AP reports of the Iraqi Islamic Party,
‘ However, the largest Sunni group, the Iraqi Islamic Party, issued a blistering attack on the drafting committee, accusing it of bias and incompetence. The party, which has members on the committee, said major differences remain on the same issues that blocked a deal last week.
They included federalism, the role of the Shiite clergy and the distribution of Iraq’s vast oil wealth. The Sunni party also insisted that the new constitution affirm the country’s Arab and Islamic identity and demanded that Islam be declared a main source in legislation – a measure opposed by Kurds and women’s activists.
“The battle of the constitution is not over yet,” the Sunni party said. “Our people should be awake and cautious and the popular will should arise to put pressure for a free Iraqi national draft constitution that preserves the sovereignty and unity of its people.” ‘
The Iraqi Islamic Party has roots in the Egyptian Muslim Brotherhood and has a long history in Mosul. Controversially, it has generally cooperated with the US since the fall of Saddam. It sat out the Jan. 30 elections to protest the Fallujah campaign of last November, but as I remember it may have a representative in parliament anyway.
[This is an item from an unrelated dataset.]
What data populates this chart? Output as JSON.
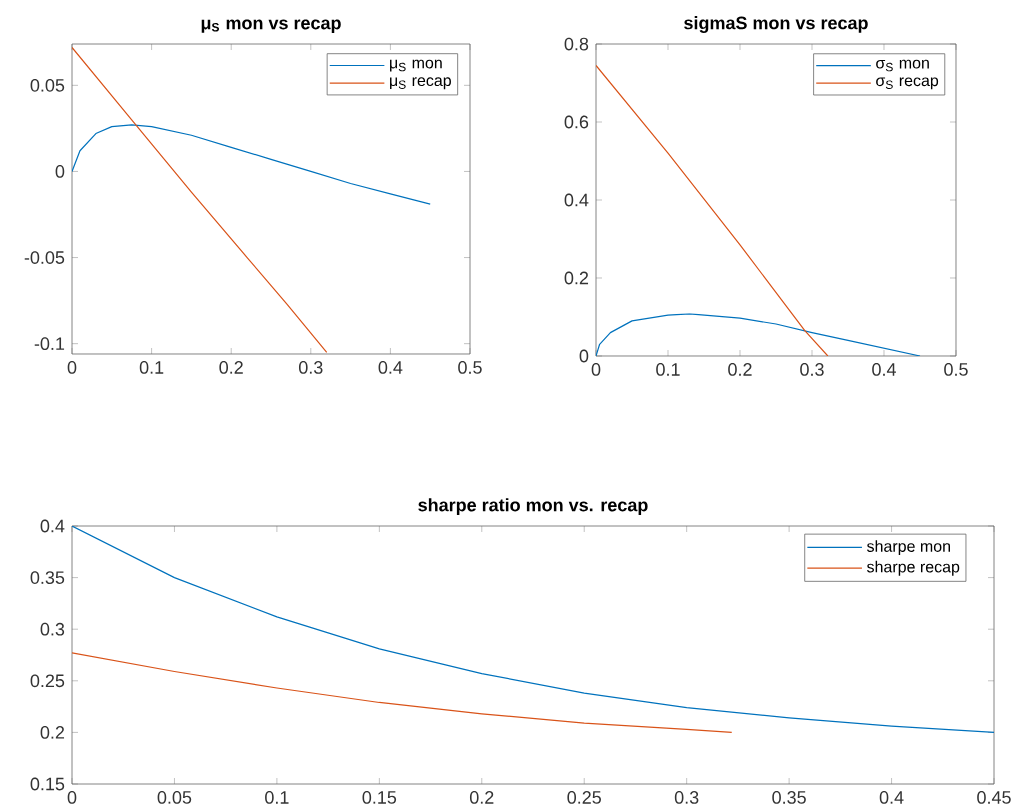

It was apportioned 3 delegates on the 71-member constitution drafting committee. It captured the provincial council of Anbar Province (but that does not mean much since only 2 percent of the electorate voted on Jan. 30). It is dedicated to implementing Islamic law for Sunnis, and on that issue it is allied with religious Shiites against secular Sunnis, including the Kurds.
The party statement said, “We have reservations about a number of articles in the constitution in their current form or even in principle, and we announced our reservations to all the parties.” It added, “We will continue to criticize these articles and to demand that they be amended, whether before the present National Assembly or through the pressure of the masses, or even via the future National Assembly.” (The next assembly will have far more Sunni Arabs in it if they come out to vote this time).
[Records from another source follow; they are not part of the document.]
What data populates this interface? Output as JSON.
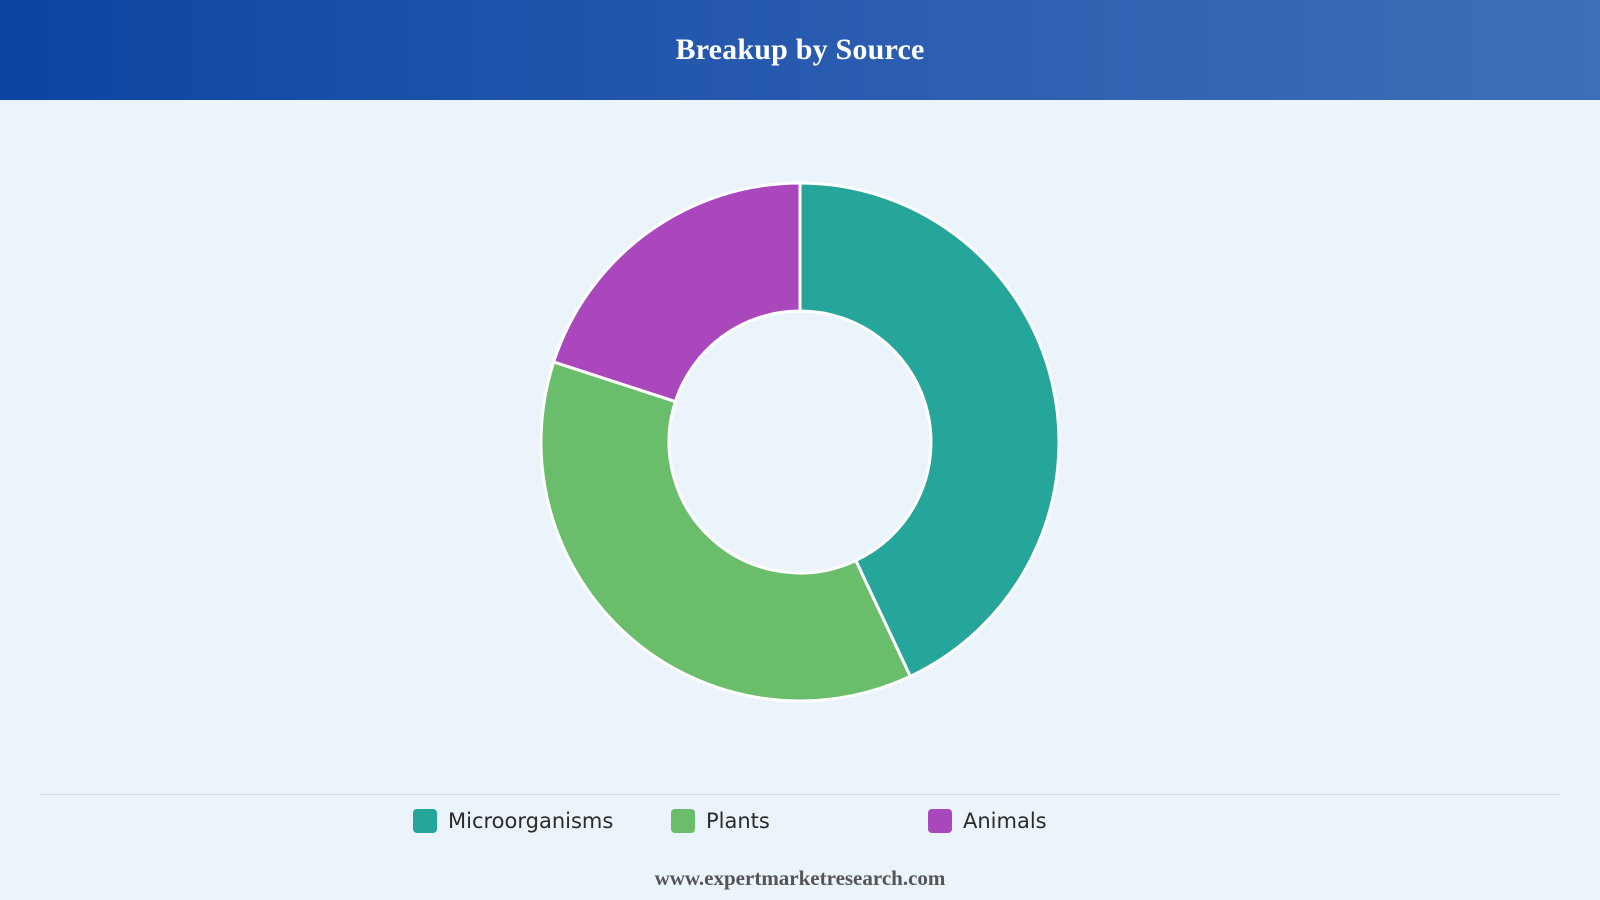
{
  "header": {
    "title": "Breakup by Source"
  },
  "colors": {
    "microorganisms": "#26a69a",
    "plants": "#6abd6b",
    "animals": "#ab47bc",
    "slice_border": "#ffffff"
  },
  "chart_data": {
    "type": "pie",
    "donut": true,
    "title": "Breakup by Source",
    "categories": [
      "Microorganisms",
      "Plants",
      "Animals"
    ],
    "values": [
      43,
      37,
      20
    ],
    "unit": "%",
    "legend_position": "bottom"
  },
  "legend": {
    "items": [
      {
        "label": "Microorganisms",
        "color": "#26a69a"
      },
      {
        "label": "Plants",
        "color": "#6abd6b"
      },
      {
        "label": "Animals",
        "color": "#ab47bc"
      }
    ]
  },
  "footer": {
    "source_url": "www.expertmarketresearch.com"
  }
}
He complained that many delegates were writing the constitution to support narrow ethnic or sectarian interests, warning that this way of proceeding could prove a disaster, especially when the timetable for completion is so short.
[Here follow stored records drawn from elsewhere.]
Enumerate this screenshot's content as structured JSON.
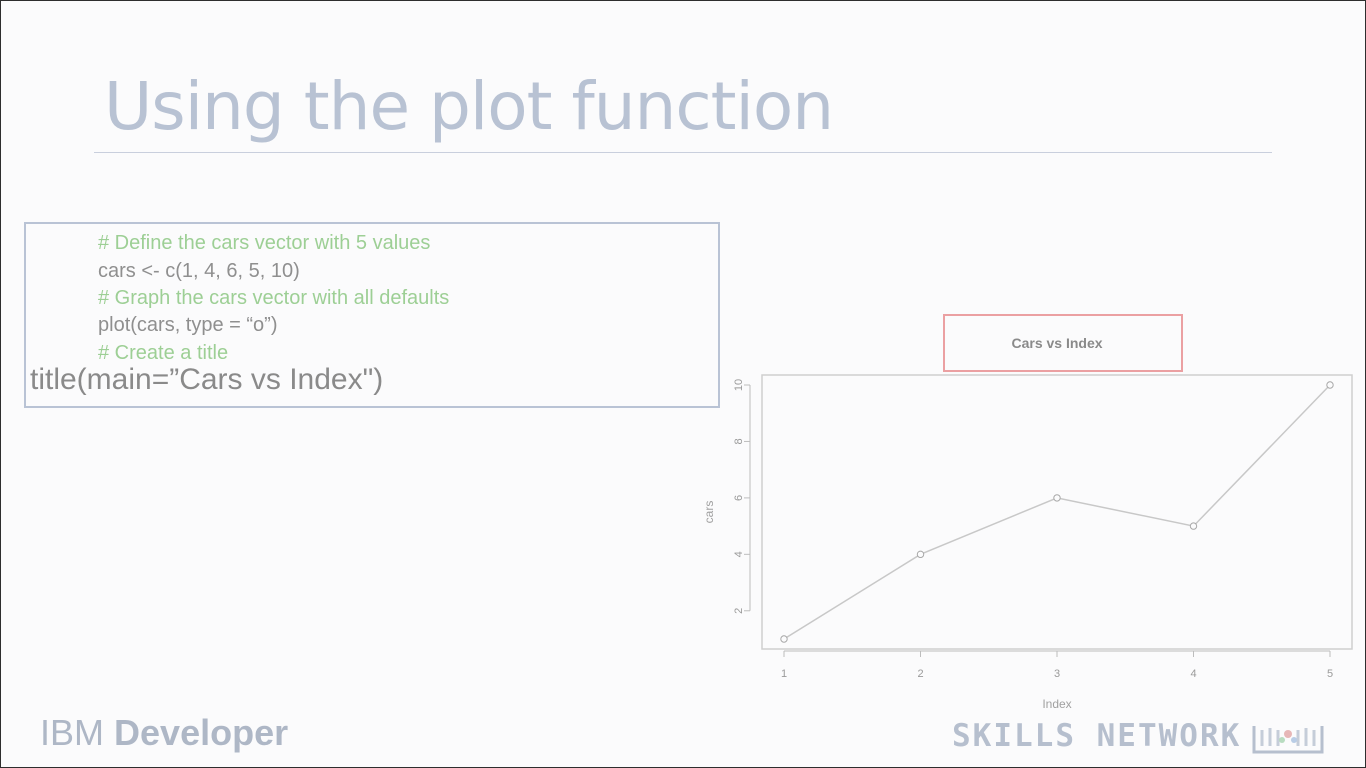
{
  "slide": {
    "title": "Using the plot function"
  },
  "code": {
    "lines": [
      "# Define the cars vector with 5 values",
      "cars <- c(1, 4, 6, 5, 10)",
      "# Graph the cars vector with all defaults",
      "plot(cars, type = “o”)",
      "# Create a title",
      "title(main=”Cars vs Index\")"
    ]
  },
  "chart_data": {
    "type": "line",
    "title": "Cars vs Index",
    "xlabel": "Index",
    "ylabel": "cars",
    "x": [
      1,
      2,
      3,
      4,
      5
    ],
    "values": [
      1,
      4,
      6,
      5,
      10
    ],
    "markers": "open-circle",
    "xticks": [
      "1",
      "2",
      "3",
      "4",
      "5"
    ],
    "yticks": [
      "2",
      "4",
      "6",
      "8",
      "10"
    ],
    "xlim": [
      1,
      5
    ],
    "ylim": [
      1,
      10
    ],
    "grid": false,
    "title_highlight_color": "#eba0a2"
  },
  "footer": {
    "brand_left_light": "IBM",
    "brand_left_bold": "Developer",
    "brand_right": "SKILLS NETWORK"
  },
  "colors": {
    "title": "#b8c2d3",
    "comment": "#9dcf95",
    "code": "#8f8f8f",
    "line": "#c8c8c8"
  }
}
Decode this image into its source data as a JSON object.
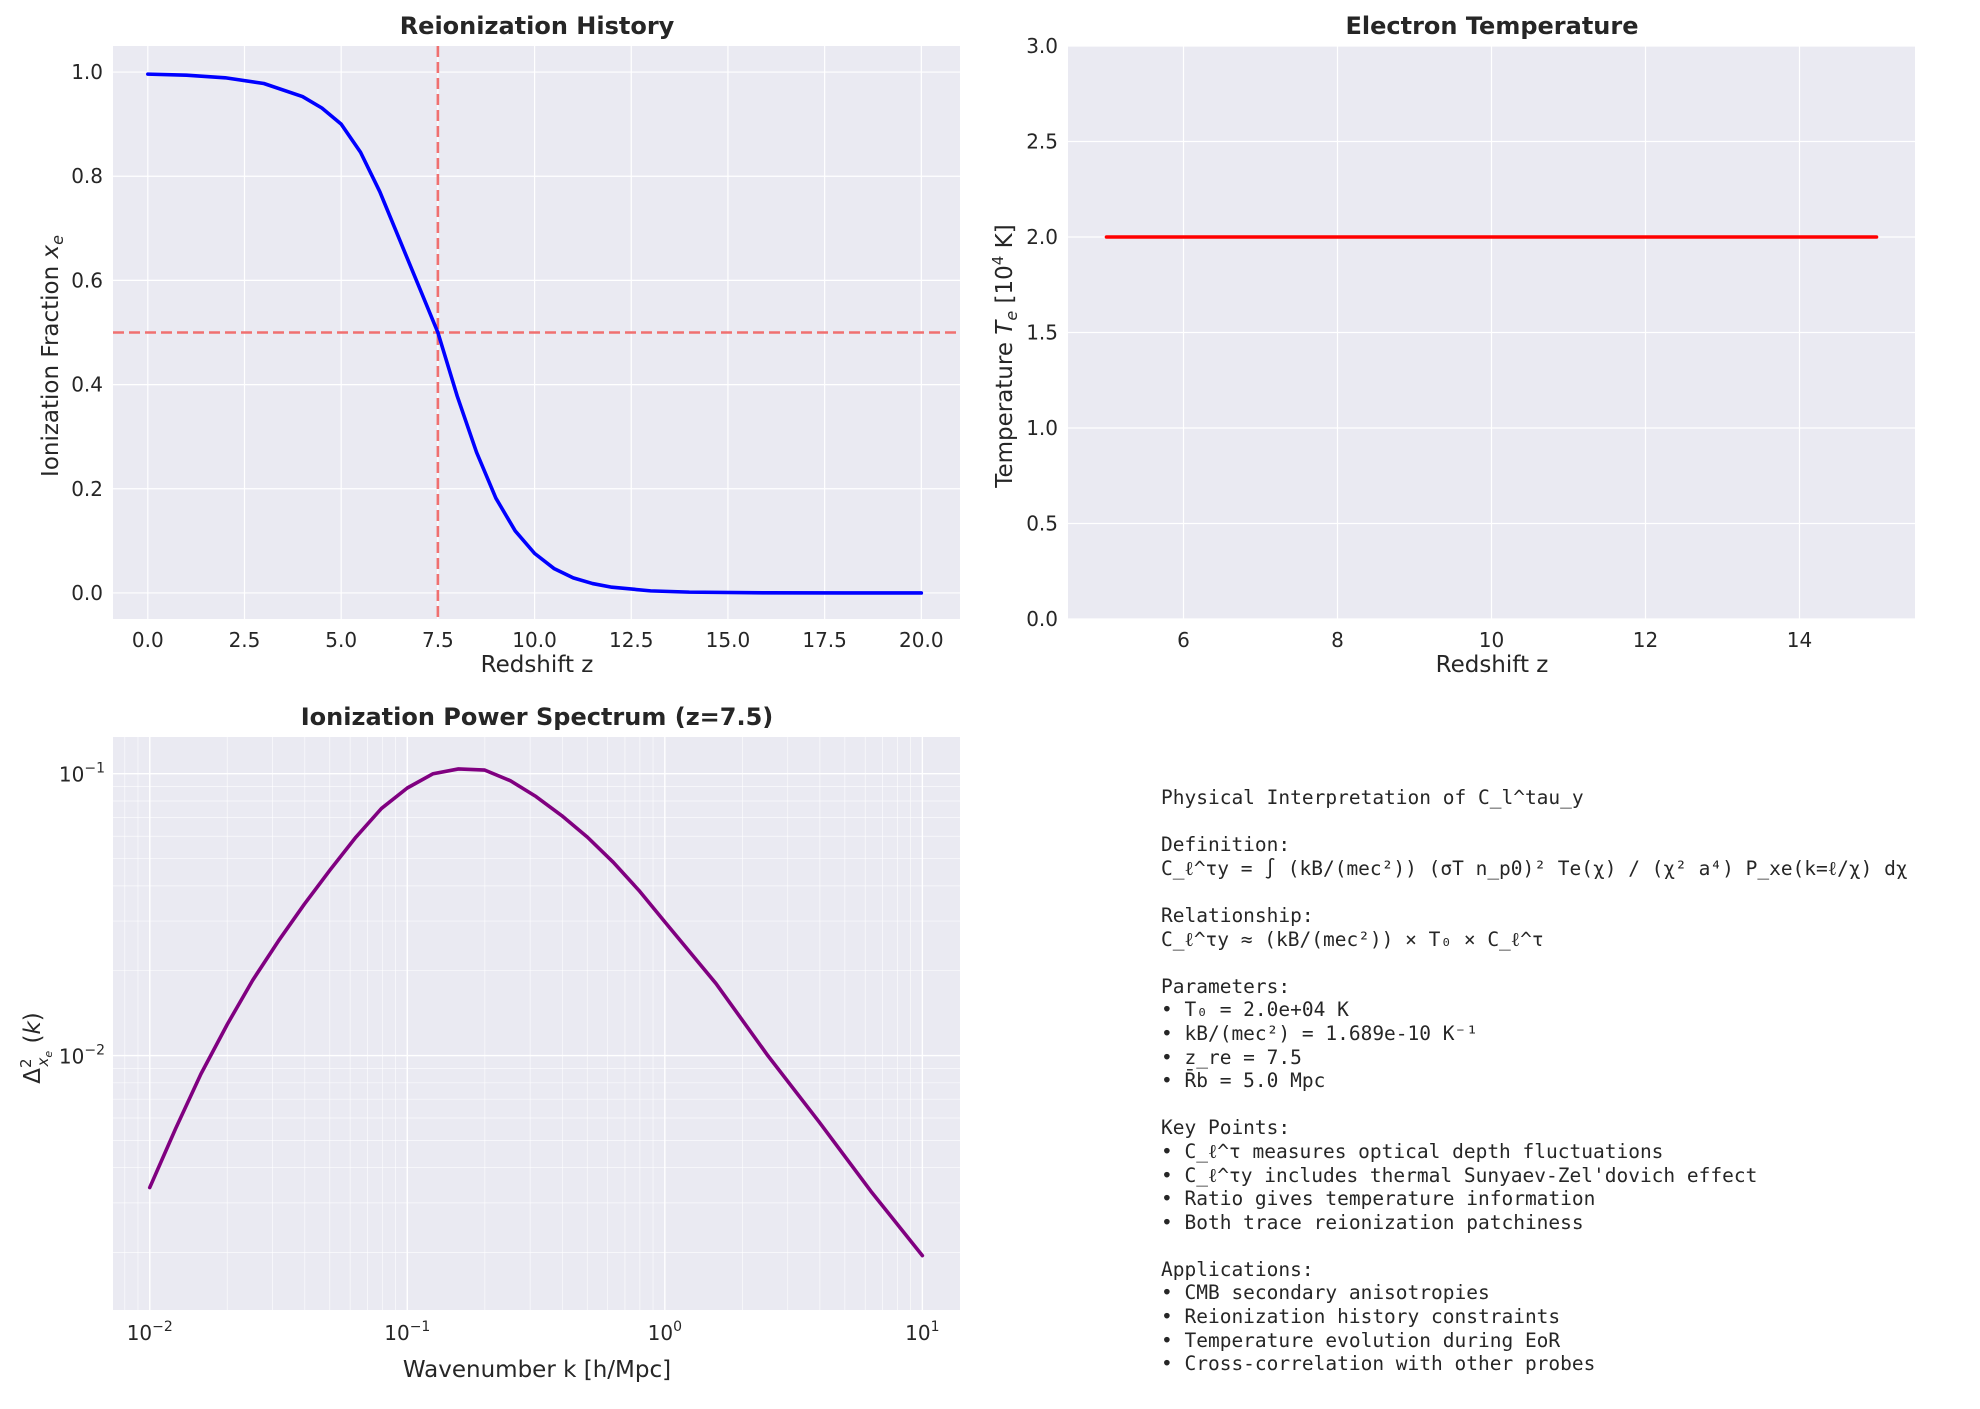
{
  "chart_data": [
    {
      "type": "line",
      "title": "Reionization History",
      "xlabel": "Redshift z",
      "ylabel": "Ionization Fraction x_e",
      "xlim": [
        -0.9,
        21.0
      ],
      "ylim": [
        -0.05,
        1.05
      ],
      "xticks": [
        "0.0",
        "2.5",
        "5.0",
        "7.5",
        "10.0",
        "12.5",
        "15.0",
        "17.5",
        "20.0"
      ],
      "yticks": [
        "0.0",
        "0.2",
        "0.4",
        "0.6",
        "0.8",
        "1.0"
      ],
      "grid": true,
      "series": [
        {
          "color": "#0000ff",
          "x": [
            0,
            1,
            2,
            3,
            4,
            4.5,
            5,
            5.5,
            6,
            6.5,
            7,
            7.5,
            8,
            8.5,
            9,
            9.5,
            10,
            10.5,
            11,
            11.5,
            12,
            13,
            14,
            16,
            18,
            20
          ],
          "y": [
            0.996,
            0.994,
            0.989,
            0.978,
            0.953,
            0.931,
            0.9,
            0.846,
            0.77,
            0.68,
            0.59,
            0.5,
            0.378,
            0.27,
            0.182,
            0.119,
            0.076,
            0.047,
            0.029,
            0.018,
            0.011,
            0.004,
            0.0016,
            0.0002,
            0.0,
            0.0
          ]
        }
      ],
      "reference_lines": [
        {
          "orientation": "vertical",
          "value": 7.5,
          "color": "#f07070",
          "style": "dashed"
        },
        {
          "orientation": "horizontal",
          "value": 0.5,
          "color": "#f07070",
          "style": "dashed"
        }
      ]
    },
    {
      "type": "line",
      "title": "Electron Temperature",
      "xlabel": "Redshift z",
      "ylabel": "Temperature T_e [10^4 K]",
      "xlim": [
        4.5,
        15.5
      ],
      "ylim": [
        0,
        3
      ],
      "xticks": [
        "6",
        "8",
        "10",
        "12",
        "14"
      ],
      "yticks": [
        "0.0",
        "0.5",
        "1.0",
        "1.5",
        "2.0",
        "2.5",
        "3.0"
      ],
      "grid": true,
      "series": [
        {
          "color": "#ff0000",
          "x": [
            5,
            15
          ],
          "y": [
            2.0,
            2.0
          ]
        }
      ]
    },
    {
      "type": "line",
      "title": "Ionization Power Spectrum (z=7.5)",
      "xlabel": "Wavenumber k [h/Mpc]",
      "ylabel": "Δ²_xe(k)",
      "xscale": "log",
      "yscale": "log",
      "xlim": [
        0.0072,
        14
      ],
      "ylim": [
        0.00125,
        0.135
      ],
      "xticks": [
        "10^-2",
        "10^-1",
        "10^0",
        "10^1"
      ],
      "yticks": [
        "10^-2",
        "10^-1"
      ],
      "grid": true,
      "series": [
        {
          "color": "#800080",
          "x": [
            0.01,
            0.0126,
            0.0158,
            0.02,
            0.0251,
            0.0316,
            0.0398,
            0.0501,
            0.0631,
            0.0794,
            0.1,
            0.126,
            0.158,
            0.2,
            0.251,
            0.316,
            0.398,
            0.501,
            0.631,
            0.794,
            1.0,
            1.58,
            2.51,
            3.98,
            6.31,
            10.0
          ],
          "y": [
            0.0034,
            0.0055,
            0.0086,
            0.0129,
            0.0185,
            0.0255,
            0.0344,
            0.0455,
            0.0595,
            0.0753,
            0.089,
            0.1,
            0.104,
            0.103,
            0.0945,
            0.083,
            0.071,
            0.0595,
            0.0485,
            0.0385,
            0.0298,
            0.018,
            0.01,
            0.0058,
            0.0033,
            0.00195
          ]
        }
      ]
    }
  ],
  "notes": {
    "title": "Physical Interpretation of C_l^tau_y",
    "definition_header": "Definition:",
    "definition": "C_ℓ^τy = ∫ (kB/(mec²)) (σT n_p0)² Te(χ) / (χ² a⁴) P_xe(k=ℓ/χ) dχ",
    "relationship_header": "Relationship:",
    "relationship": "C_ℓ^τy ≈ (kB/(mec²)) × T₀ × C_ℓ^τ",
    "parameters_header": "Parameters:",
    "parameters": [
      "• T₀ = 2.0e+04 K",
      "• kB/(mec²) = 1.689e-10 K⁻¹",
      "• z_re = 7.5",
      "• R̄b = 5.0 Mpc"
    ],
    "keypoints_header": "Key Points:",
    "keypoints": [
      "• C_ℓ^τ measures optical depth fluctuations",
      "• C_ℓ^τy includes thermal Sunyaev-Zel'dovich effect",
      "• Ratio gives temperature information",
      "• Both trace reionization patchiness"
    ],
    "applications_header": "Applications:",
    "applications": [
      "• CMB secondary anisotropies",
      "• Reionization history constraints",
      "• Temperature evolution during EoR",
      "• Cross-correlation with other probes"
    ]
  }
}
He said that the Sunni Arabs were worried about establishing Iraq as a federal state, but also about the Arab and Islamic identity of the country, the role of the Shiite religious leadership in Najaf, the law on personal status, the rights of women, and so forth.” (The rights of women?)
The Sunnis Arabs, he said, are reconciled to a special status for the three northern Kurdish provinces (i.e. the status quo) but oppose further provincial confederations.
Abdul Aziz al-Hakim, the Shiite cleric who leads the Supreme Council for Islamic Revolution in Iraq, has proposed a confederation of 9 southern Shiite-majority provinces, with a status similar to that of Kurdistan.
The thing I take away from today’s NYT article on the US military rebuilding of the police force in Mosul is that if the US leaves next year, I wouldn’t want to have to call 911 in Mosul. The last police force the US stood up in Mosul, all 4000 of them, resigned en masse last November to protest the US assault on Fallujah, after which the city (which had been relatively calm) fell into a chaos typical of the Sunni Arab regions. It is now better, and a new police force is being trained. But the comments of the Iraqi army (mostly Shiites and Kurds) in Mosul that they don’t trust the Sunni Jubur tribal elements in the Mosul police suggests a harrowing possible scenario– civil war between the army and police in the city on ethnic grounds. I suspect the US military invited the NYT to town to show off the new police, but the resulting article did not reassure me, at least.